Celery directed the game, and wrote the scenario; Tetsujin and Tamaki Ichikawa also contributed to the writing. The character designer was Fumitake Moekibara, who has drawn many character designs in previous Lump of Sugar games, such as Nursery Rhyme, Itsuka, Todoku, Ano Sora ni, and Tayutama: Kiss on my Deity. The game's music was composed entirely by Shigenobu Ōkawa.

===Release history===
The game's official website opened on August 21, 2013. This site would update information pertaining to the self-described "heart eloping ADV" (ココロ道行きADV, Kokoro Michiyuki ADV), Sekachu. Before any copies of the game were released, there were two free trial downloads. The first of these was made available on November 8, 2013, and the second on December 30, 2013. Both of these versions included adult content. The game was postponed for a month before being released as a limited edition DVD-ROM for Windows PCs on January 31, 2014. A full version of the game was put up for download on the official website - this time, not for free - on October 2, 2015.

==Related media==
===Books and publications===
If pre-ordered, then the limited edition of Sekachu packaging would include a reservation-only booklet, titled Sekachu Confidential Official Book.

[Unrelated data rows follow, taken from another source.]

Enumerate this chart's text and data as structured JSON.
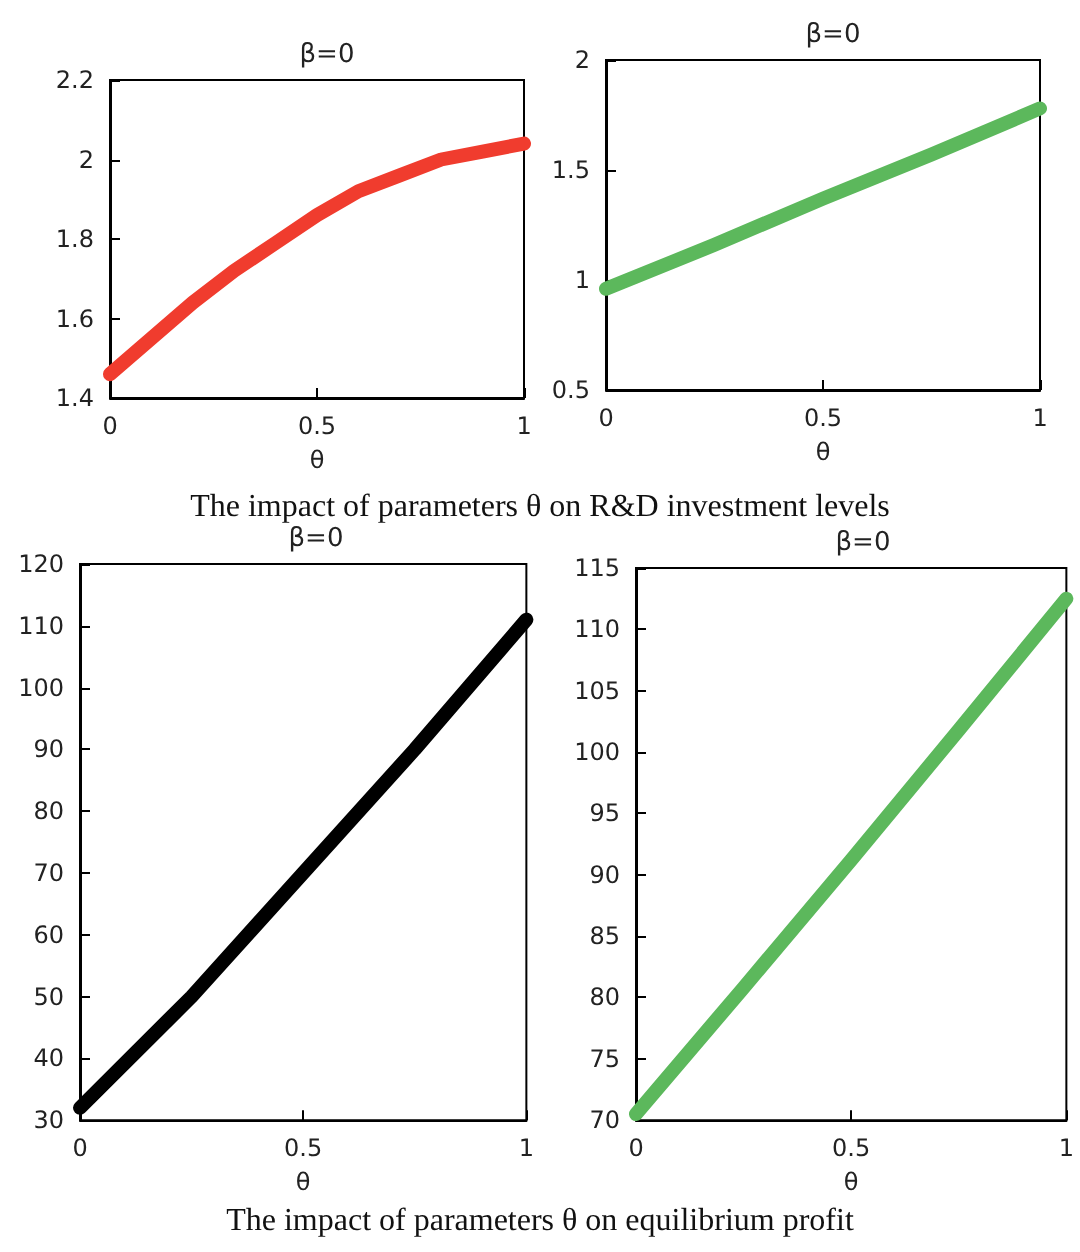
{
  "chart_data": [
    {
      "type": "line",
      "title": "β=0",
      "xlabel": "θ",
      "annotations": [
        "The impact of parameters θ on R&D investment levels"
      ],
      "x": [
        0,
        0.1,
        0.2,
        0.3,
        0.4,
        0.5,
        0.6,
        0.7,
        0.8,
        0.9,
        1
      ],
      "series": [
        {
          "color": "#f03c2e",
          "values": [
            1.46,
            1.55,
            1.64,
            1.72,
            1.79,
            1.86,
            1.92,
            1.96,
            2.0,
            2.02,
            2.04
          ]
        }
      ],
      "xlim": [
        0,
        1
      ],
      "xticks": [
        0,
        0.5,
        1
      ],
      "ylim": [
        1.4,
        2.2
      ],
      "yticks": [
        1.4,
        1.6,
        1.8,
        2,
        2.2
      ],
      "grid": false,
      "line_style": "solid"
    },
    {
      "type": "line",
      "title": "β=0",
      "xlabel": "θ",
      "x": [
        0,
        0.25,
        0.5,
        0.75,
        1
      ],
      "series": [
        {
          "color": "#5cb85c",
          "values": [
            0.96,
            1.16,
            1.37,
            1.57,
            1.78
          ]
        }
      ],
      "xlim": [
        0,
        1
      ],
      "xticks": [
        0,
        0.5,
        1
      ],
      "ylim": [
        0.5,
        2
      ],
      "yticks": [
        0.5,
        1,
        1.5,
        2
      ],
      "grid": false,
      "line_style": "solid"
    },
    {
      "type": "line",
      "title": "β=0",
      "xlabel": "θ",
      "annotations": [
        "The impact of parameters θ on equilibrium profit"
      ],
      "x": [
        0,
        0.25,
        0.5,
        0.75,
        1
      ],
      "series": [
        {
          "color": "#000000",
          "values": [
            32,
            50,
            70,
            90,
            111
          ]
        }
      ],
      "xlim": [
        0,
        1
      ],
      "xticks": [
        0,
        0.5,
        1
      ],
      "ylim": [
        30,
        120
      ],
      "yticks": [
        30,
        40,
        50,
        60,
        70,
        80,
        90,
        100,
        110,
        120
      ],
      "grid": false,
      "line_style": "solid"
    },
    {
      "type": "line",
      "title": "β=0",
      "xlabel": "θ",
      "x": [
        0,
        0.25,
        0.5,
        0.75,
        1
      ],
      "series": [
        {
          "color": "#5cb85c",
          "values": [
            70.5,
            80.8,
            91.2,
            101.8,
            112.5
          ]
        }
      ],
      "xlim": [
        0,
        1
      ],
      "xticks": [
        0,
        0.5,
        1
      ],
      "ylim": [
        70,
        115
      ],
      "yticks": [
        70,
        75,
        80,
        85,
        90,
        95,
        100,
        105,
        110,
        115
      ],
      "grid": false,
      "line_style": "solid"
    }
  ]
}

A 127-page visual fan book was released by Kadokawa Shoten on June 27, 2014. Before the game's release, Sekachu received a fair amount of publicity in bishōjo magazines such as Tech Gian, Dengeki Hime, BugBug, Push!!, and Pasocom Paradise.

===Music and audio CDs===
Sekachu has three theme songs: "Hoshi no Yō ni Naritai" (星のようになりたい), the first opening theme, and "Recollections", the ending theme, were sung by Kicco. Aira's voice actress, Haruru Aikaze, performed "Sing a Song", the only insert song in the game. A maxi single came bundled with the limited edition's release, containing the three songs and their instrumental versions. The background music of Sekachu was released in an original soundtrack on January 31, 2014, along with the limited edition's release.

==Reception==
Sekachu ranked first in terms of national sales of PC games in Japan in February 2014. Also, Sekachu was No. 1 in the January 2014 sales ranking on Getchu.com, a major redistributor of visual novel and domestic anime products. The sales of Sekachu quickly decreased, only ranking at No. 24 the following month on the website. As for the whole year, the game was ranked at No. 18. Sekachu is part of Bushiroad's Chaos TCG trading card game series, and has been released as a booster pack.